Wednesday, October 29, 2014

Riding with Fear

Fear, to some extent we all have it. Whether it's "show nerves", being embarrassed or judged by others, fear of spooking, or just fear of falling off, we all deal with it while riding. Some of us more than others. Ahhh, to be 13 again and galloping fearlessly through the open fields. Instead, now I tend to think of all the things that can go wrong. I've found that as I get older fear has become a more dominant aspect of my rides. I'm sure several factors play into it:

  • I don't bounce as good as I used to
  • I have to be able to take care of my kids
  • I can't afford to lose income due to being injured
But for me, one of the most important-
  • Previous accidents still present in my mind
Pilgrim flipped over on top of me a few years ago. I got on at the mounting block, he started to quickly walk off (a bad habit he has) before I even got settled. I asked him whoa and I immediately felt him get tense and then we were scrambling backwards, and before I knew it we were flipping over. While it certainly hurt and I had some minor injuries: bruises and a pretty good concussion; I was lucky and walked away relatively unscathed. At least I thought so, that was until my next ride. I quickly realized the damage was quite severe. My accident had completely destroyed my confidence in my riding and my trust in my partner.

Every ride became an internal battle. Every moment of tension or loss of contact during my ride would send me into a panic. It's not that I was doing something wrong, I wasn't doing ANYTHING! If you gave me a quiz, I could tell you exactly what I SHOULD be doing to correct the moment, but my body no longer listened and often completely shut down. The rational side of my brain screams "SEND HIM FORWARD!" but I found myself freezing in fear, often just halting and trying to start over....typically making the problem in the ride worse.

Pretty quickly my fear carried over to every horse I would ride and soon they were figuring out how easily it was to intimidate me. My fear was getting worse instead of better and I found myself wondering if I was going to be able to continue riding at all. How could something I love doing so much cause so much fear? How was I going to fix it?

I don't think I "fixed" my fear, but I was able to get it under control. I am now back to being a confident rider/trainer even with problem horses. I still have moments of fear in my ride, but I've learned to work through them. So for anyone suffering from fear while riding, here are some tips from someone who knows exactly where you are coming from.

Identify your fear
    The first step to overcoming your fear is figuring out what you are afraid of. Before you even get on your horse, sit down and write what you think may happen during your ride. What situation might occur, what is the worst case scenario? Be specific, "I'm afraid of getting hurt" is too vague. "I'm afraid my horse will spook, bolt, and I won't be able to get him under control" is narrowing it down.

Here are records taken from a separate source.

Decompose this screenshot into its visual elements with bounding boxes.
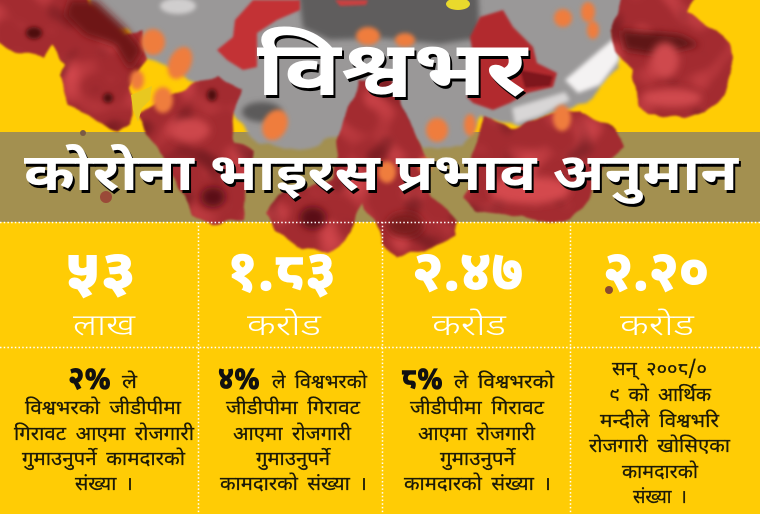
description: आएमा रोजगारी <box>233 423 352 448</box>
description: ९ को आर्थिक <box>609 383 711 409</box>
column 4: 2.20 crore <box>589 240 731 511</box>
description: संख्या । <box>75 473 133 498</box>
description: सन् २००८/० <box>612 358 707 383</box>
description: विश्वभरको जीडीपीमा <box>25 397 182 422</box>
description: मन्दीले विश्वभरि <box>600 409 720 435</box>
column 3: 2.47 crore <box>401 240 555 498</box>
description: २% <box>68 361 111 403</box>
figure: २.२० <box>603 240 709 313</box>
description: ८% <box>401 361 443 403</box>
description <box>401 361 555 498</box>
body shading <box>160 0 619 124</box>
subtitle: कोरोना भाइरस प्रभाव अनुमान <box>24 144 740 211</box>
main title: विश्वभर <box>259 30 531 130</box>
description: गुमाउनुपर्ने <box>256 447 331 473</box>
column 1: 53 lakh <box>14 240 195 498</box>
grey virus body <box>88 0 640 150</box>
yellow spots <box>131 86 152 122</box>
description: आएमा रोजगारी <box>418 423 536 448</box>
description: संख्या । <box>633 486 687 511</box>
description: गुमाउनुपर्ने <box>440 447 516 473</box>
description: गुमाउनुपर्ने कामदारको <box>22 447 186 473</box>
unit: करोड <box>620 308 695 348</box>
description: रोजगारी खोसिएका <box>589 435 731 460</box>
description: जीडीपीमा गिरावट <box>226 397 360 422</box>
description: कामदारको <box>622 461 699 486</box>
unit: करोड <box>247 308 322 348</box>
coronavirus illustration <box>0 0 734 294</box>
description: गिरावट आएमा रोजगारी <box>14 423 195 448</box>
description: ले <box>122 370 138 396</box>
description: ले विश्वभरको <box>454 370 555 396</box>
unit: करोड <box>432 308 507 348</box>
stray specks <box>80 130 86 136</box>
description: जीडीपीमा गिरावट <box>410 397 544 422</box>
figure: २.४७ <box>412 240 523 313</box>
main title: विश्वभर <box>257 27 529 127</box>
description: ४% <box>218 361 260 403</box>
red shading <box>26 0 702 237</box>
figure: १.८३ <box>227 240 336 313</box>
figure: ५३ <box>65 240 136 313</box>
unit: लाख <box>73 309 136 348</box>
description: कामदारको संख्या । <box>220 473 367 498</box>
description <box>14 361 195 498</box>
pixelated upper spikes <box>217 0 557 110</box>
description: ले विश्वभरको <box>272 370 368 396</box>
description <box>218 361 368 498</box>
description <box>589 358 731 511</box>
column 2: 1.83 crore <box>218 240 368 498</box>
subtitle: कोरोना भाइरस प्रभाव अनुमान <box>26 147 742 214</box>
red spike blobs <box>0 0 734 257</box>
orange spots <box>130 2 599 183</box>
description: कामदारको संख्या । <box>404 473 551 498</box>
olive title band <box>0 132 760 222</box>
grid dotted lines <box>0 222 760 514</box>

Some fear may not be physical, but emotional. "I'm afraid of losing at the show", or "I won't ride well and will be embarrassed in front of my friends/trainer/family/etc". All of these fears are normal, common, and important to recognize.

Babysitters are your friend
     Finding a trainer or a friend with a bombproof mount or schoolmaster to tote you around for awhile can do wonders for your confidence. If your fear is of getting injured, a solid mount will help you slowly build your confidence back up in your riding ability with each uneventful, quiet ride you have. If your fear is more emotional, having a solid schoolmaster that allows you to focus on your position, riding correctly, or learning a new movement on a horse who already knows them, will certainly help you prepare for getting back on your own mount. Don't underestimate the benefits of a lunge lesson as well. These can be instrumental in improving balance, gaining confidence, and conquering fear.

Finding an understanding and encouraging trainer is priceless
     I can not stress this enough. I was lucky enough to have a trainer who not only understood my fear, but has helped me every step of the way to get through it. It's a difficult balance of finding someone who is not judgmental, pushes you when you need it, and let's you quit when you need to. A rare find, and if you find one, don't let them go! A good trainer is not only your coach, but often your therapist, friend, and confidant. It's a must that they are someone you feel comfortable with, since the will inevitably see you both at your best and more importantly at your worst.

Find little ways to pump yourself up or relax
    Playing music before or during your ride, doing yoga, go kickboxing, hand inspirational posters of George Morris yelling at you, have family and friends come cheer your on....whatever is your thing, do it! Find ways to make you feel strong and excited about your rides again.

Find fear reducers
    Identify things that help reduce your fears. Riding in a group, lunging before you ride, avoid riding on windy days or in poor weather. Even dropping down a level at competitions can help relieve some anxiety. You are the expert on your fear and only you can know what will help. Don't consider it silly or superstitious if it benefits you and your horse.

Set goals
    We all use short term and long term goals for many things in our lives, including our riding. sing them to help overcome fears should be no exception. Set little, easily achieved goals for your short term and check them off as your accomplish them. Set long term goals for your riding that will help keep you on track.

Whether your riding fears are show related, performing a specific move, fear of getting injured, or just a general fear of failing, know that you are not alone. It's a long road of recovery, and to some extent there will always be fear....but, every time you share one of those wonderful moments of perfection on your horse, you know that it is all worth it!